The Appellate Division reversed the trial judge’s ruling holding that an adverse inference charge should rarely be invoked to address the absence of an expert witness and that the adverse inference jury charge was a reversible error. The Plaintiff appealed the Appellate Division holding and certification was granted.
The Supreme Court of New Jersey affirmed the Appellate Division holding that an adverse inference charge should be rarely given for the absence of an expert witness. Specifically, the Court held that the requesting party must meet the four prong Hill standard: (1) The uncalled witness is peculiarly within one party’s control or power; (2) The witness is practically and physically available to the party; (3) The testimony of the uncalled witness will elucidate relevant and critical facts in issue; and (4) The uncalled witness’s testimony appears to be superior to that already utilized with respect to the facts to be proven. The Court emphasized that the Hill standard will be met by a requesting party in only extremely rare circumstances in a civil case. The Court ultimately held that the reversible error caused prejudice and harm to the defendant and a new trial was warranted.

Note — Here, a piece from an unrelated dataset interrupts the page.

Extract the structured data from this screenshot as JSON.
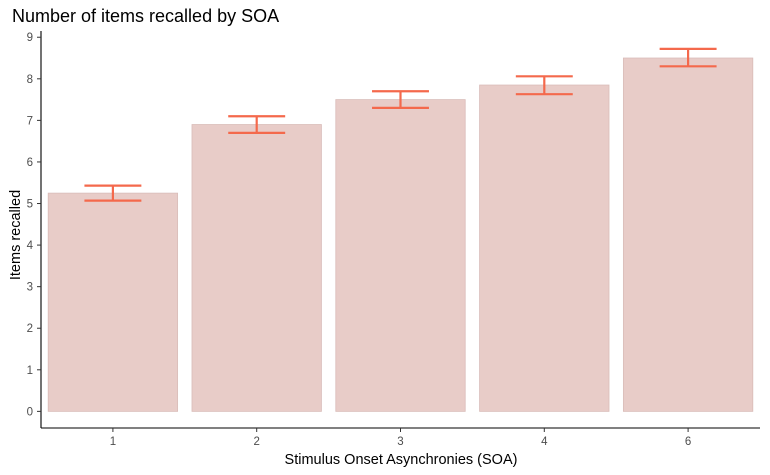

The Supreme Court’s decision in Washington makes it clear that a trial judge should not provide an adverse inference charge if defense counsel decides not to call an expert to testify at trial absent exceptional circumstances. However, counsel should still be careful in choosing not to call a previously identified and disclosed witness or expert to testify at trial as an adverse inference charge is the most commonly requested sanction and can significantly affect a jury award.